Cut the butternut squash in half, scoop out the seeds and bake at 375˚ until soft.
While squash is baking, sauté the onions in the butter. When they become translucent, add the apples and cover, cooking until apples are soft. When squash is soft, scoop it from the shell and puree with the onions and apples. Add the stock and the cream and reheat.
Season with salt and pepper to taste.

Bean and Swiss Chard Soup

From Chelle, a CSA member. She says: " We made this the other night in our crock pot with our most recent CSA pick up and it turned out great so we wanted to share it."
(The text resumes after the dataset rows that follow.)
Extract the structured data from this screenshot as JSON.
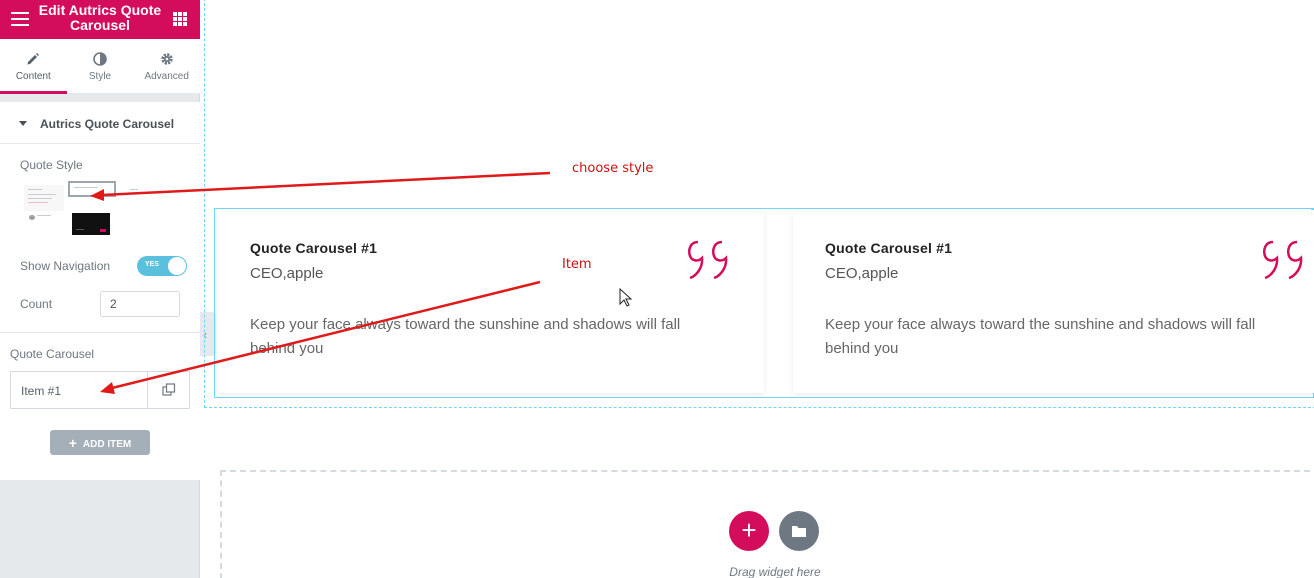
{
  "colors": {
    "brand": "#d30c5c",
    "accent": "#71d7f7",
    "toggle": "#5bc0de",
    "annotation": "#cc1111"
  },
  "sidebar": {
    "header_title": "Edit Autrics Quote Carousel",
    "tabs": [
      {
        "label": "Content",
        "icon": "pencil-icon"
      },
      {
        "label": "Style",
        "icon": "contrast-icon"
      },
      {
        "label": "Advanced",
        "icon": "gear-icon"
      }
    ],
    "section_title": "Autrics Quote Carousel",
    "quote_style_label": "Quote Style",
    "show_navigation_label": "Show Navigation",
    "show_navigation_toggle": "YES",
    "count_label": "Count",
    "count_value": "2",
    "quote_carousel_label": "Quote Carousel",
    "item_title": "Item #1",
    "add_item_label": "ADD ITEM"
  },
  "canvas": {
    "cards": [
      {
        "title": "Quote Carousel #1",
        "role": "CEO,apple",
        "text": "Keep your face always toward the sunshine and shadows will fall behind you"
      },
      {
        "title": "Quote Carousel #1",
        "role": "CEO,apple",
        "text": "Keep your face always toward the sunshine and shadows will fall behind you"
      }
    ],
    "dropzone_text": "Drag widget here"
  },
  "annotations": {
    "choose_style": "choose style",
    "item": "Item"
  }
}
4-5 cups swiss chard leaves chopped (stems and veins removed)
1 zucchini, chopped
1 squash, chopped
1 onion, chopped
2 carrots, peeled and chopped
4 cups chicken or vegetable broth (low-sodium works well)
1 can great northern beans, drained and rinsed
1 28 oz. can diced tomatoes with liquid
3 garlic cloves, minced
1/4 tsp black pepper
1/2 tsp salt
1/2 tsp dried oregano
1 tsp dried thyme

Put all ingredients in a slow cooker and cook on low for 6-8 hours.
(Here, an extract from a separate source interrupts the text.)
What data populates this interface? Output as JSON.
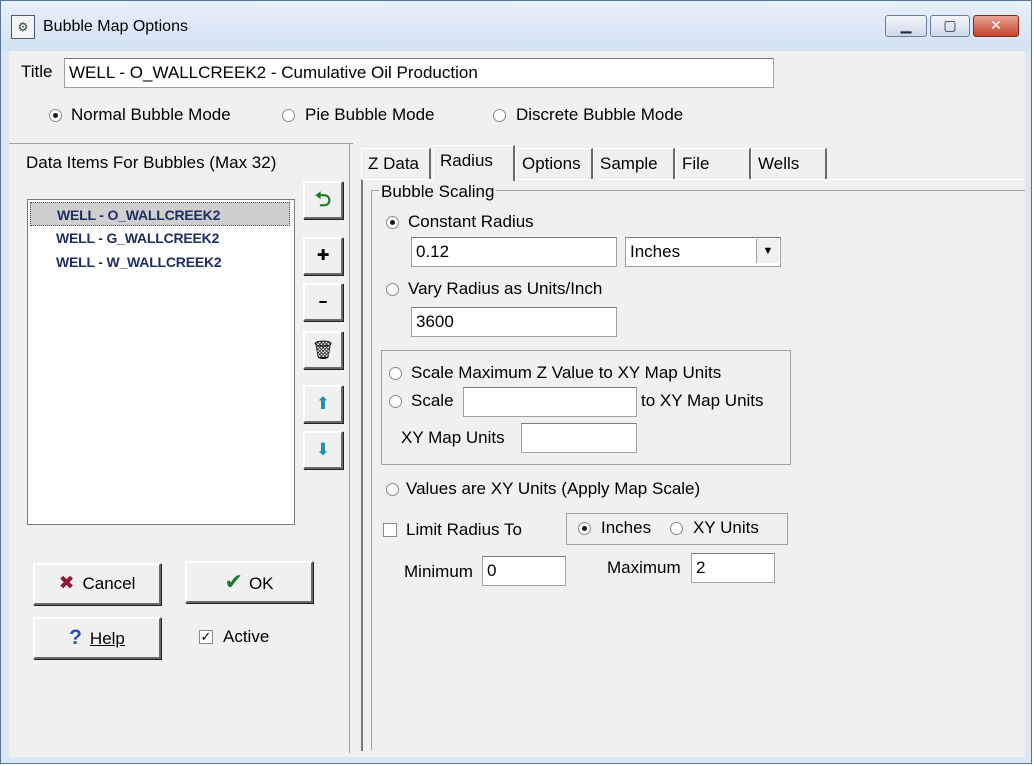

If cooking on a stove top, heat some olive oil in a large pot.
Add onion and garlic and saute until onions are tender. Add all other ingredients and stir. Bring to a boil. Reduce heat, cover and simmer for 20 minutes or until chard is tender.

Enjoy!

Dekal's Tomato Bean Soup

Here's a recipe and notes from a Granby CSA member: "Since tomatoes are here and soon to be more abundant, i thought i'd share a simple recipe but goodie... this soup can be made w/all seasonal RFF ingredients. we LOVE it. i've only approximate measurements, you really can't go wrong. Here it is:"
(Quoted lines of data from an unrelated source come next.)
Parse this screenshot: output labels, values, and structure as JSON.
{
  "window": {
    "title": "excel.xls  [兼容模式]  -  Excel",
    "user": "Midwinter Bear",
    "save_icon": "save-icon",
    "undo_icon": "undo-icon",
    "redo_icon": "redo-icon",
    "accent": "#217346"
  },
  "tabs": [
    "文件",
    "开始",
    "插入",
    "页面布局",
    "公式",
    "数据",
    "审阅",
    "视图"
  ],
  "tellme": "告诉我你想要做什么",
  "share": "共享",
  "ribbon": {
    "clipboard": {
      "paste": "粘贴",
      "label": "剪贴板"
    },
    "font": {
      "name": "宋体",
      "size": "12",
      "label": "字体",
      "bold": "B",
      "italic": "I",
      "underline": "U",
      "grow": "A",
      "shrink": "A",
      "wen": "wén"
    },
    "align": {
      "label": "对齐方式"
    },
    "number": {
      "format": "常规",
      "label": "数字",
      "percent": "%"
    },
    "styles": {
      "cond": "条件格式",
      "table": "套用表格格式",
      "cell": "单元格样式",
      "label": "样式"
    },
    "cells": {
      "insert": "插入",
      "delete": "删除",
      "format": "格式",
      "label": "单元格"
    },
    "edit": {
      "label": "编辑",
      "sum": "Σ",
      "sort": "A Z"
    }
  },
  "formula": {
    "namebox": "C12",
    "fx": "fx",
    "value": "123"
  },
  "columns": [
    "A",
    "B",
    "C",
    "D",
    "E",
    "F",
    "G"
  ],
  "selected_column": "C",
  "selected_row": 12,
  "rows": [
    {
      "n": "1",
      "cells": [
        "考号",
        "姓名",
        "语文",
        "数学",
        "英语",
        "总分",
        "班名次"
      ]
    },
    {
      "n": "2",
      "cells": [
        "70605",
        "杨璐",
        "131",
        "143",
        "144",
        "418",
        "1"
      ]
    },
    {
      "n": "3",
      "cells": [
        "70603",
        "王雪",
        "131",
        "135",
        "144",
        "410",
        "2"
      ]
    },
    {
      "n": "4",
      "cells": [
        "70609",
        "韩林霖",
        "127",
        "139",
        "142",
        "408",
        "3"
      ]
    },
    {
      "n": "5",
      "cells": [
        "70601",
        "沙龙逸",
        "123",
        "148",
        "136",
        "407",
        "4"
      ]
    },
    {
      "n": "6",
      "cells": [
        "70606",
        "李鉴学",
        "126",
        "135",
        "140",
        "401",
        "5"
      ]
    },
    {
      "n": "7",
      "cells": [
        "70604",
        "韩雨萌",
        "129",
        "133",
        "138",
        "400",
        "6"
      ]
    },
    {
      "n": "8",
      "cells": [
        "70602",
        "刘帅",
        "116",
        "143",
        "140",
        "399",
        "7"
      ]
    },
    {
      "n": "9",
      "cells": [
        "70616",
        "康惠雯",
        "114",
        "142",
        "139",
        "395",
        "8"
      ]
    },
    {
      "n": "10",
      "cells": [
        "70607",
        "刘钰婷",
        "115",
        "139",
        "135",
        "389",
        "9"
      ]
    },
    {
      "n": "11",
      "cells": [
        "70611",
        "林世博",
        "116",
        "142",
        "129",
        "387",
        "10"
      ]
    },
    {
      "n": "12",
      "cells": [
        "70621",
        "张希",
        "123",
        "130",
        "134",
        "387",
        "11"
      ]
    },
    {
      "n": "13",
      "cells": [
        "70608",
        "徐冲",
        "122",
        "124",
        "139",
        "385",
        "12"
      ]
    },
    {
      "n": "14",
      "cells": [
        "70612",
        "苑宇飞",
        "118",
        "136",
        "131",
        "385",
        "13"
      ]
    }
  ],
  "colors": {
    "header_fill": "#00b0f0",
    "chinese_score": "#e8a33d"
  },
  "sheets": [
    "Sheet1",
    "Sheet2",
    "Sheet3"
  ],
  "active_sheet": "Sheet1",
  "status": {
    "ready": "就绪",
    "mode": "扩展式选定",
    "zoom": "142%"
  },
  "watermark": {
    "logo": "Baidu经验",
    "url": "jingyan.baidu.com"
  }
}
approx. 3-4 lbs tomatoes (seconds come in handy here / also can add a can of crushed/diced) quartered
1 large chopped sweet onion
approx. 2 quarts of yellow beans - trimmed and cut into 1 inch size pieces
handful of chopped dill
2-4 TBS olive oil
salt & pepper
water (as needed)
grated parmesean cheese (optional)
sour cream (optional)

Heat a large saucepan with olive oil over medium heat. Sautee sweet onion until soft and translucent.
Add beans and sautee a few minutes more.
Blanch tomatoes to remove skins prior to quartering. Add tomatoes to the sautee and let cook for 30-45 minutes over medium heat until tomatoes completely break down.
Add water, if necessary, for desired consistency. add dill, salt & pepper and simmer for 5 more minutes. top each serving w/parmesean cheese and/or a dollop of sour cream if desired. Reheats very well.

take care and bon apetit!
melissa

Gazpacho

- Spanish Cold Tomato and Cucumber Soup -

1 red onion
3 Red Fire Farm tomatoes
½ medium cucumber
½ green pepper
½ red pepper
1 clove garlic, crushed
3 ½ cups tomato juice
½ teaspoon sugar
salt and pepper
¼ cup olive oil
¼ cup white wine vinegar

Garlic Croutons
6 slices bread
¼ cup olive oil
1 clove garlic, crushed

1. Finely chop the onion, tomatoes, cucumber and peppers. Place in a large bowl with garlic.
2. Stir in the juice, sugar, salt and pepper, and combined oil and vinegar and mix well.
Refrigerate. Serve soup cold, with a bowl of garlic croutons.
3. To make Garlic Croutons: Preheat the oven to moderate. Trim the crusts from the bread and cut the bread into cubes. Drizzle with combined oil and garlic and mix well. Spread on baking tray. Bake for 10-15 minutes, turning twice, or until golden brown.

Cold Cucumber Soup

5-6 cucumbers (peel if desired)
2 cups milk
1 cup sour cream
2 Tbs. chopped dill
1 tsp salt
2-3 cloves garlic
1 tsp minced mint
1 Tbs vinegar
black pepper to taste

Place all but one cucumber in the blender and process until smooth. Chop remaining cucumber and add. Chill.

Cold Strawberry-Buttermilk Soup

(as served at the Strawberry Soiree 2009)

2 pt. fresh strawberries
2 Tbs lemon juice
zest of one lemon
1/4 c. sugar
4 1/2 c. buttermilk or plain yogurt
2 Tbs. minced mint plus sprigs for garnish

Rinse and hull strawberries. Place in blender with sugar. Process until smooth.
Transfer to large bowl.
Stir in lemon juice and zest. Stir in buttermilk or yogurt and minced mint
. Refrigerate several hours before serving. Spoon into soup bowls and garnish with mint sprigs, if desired.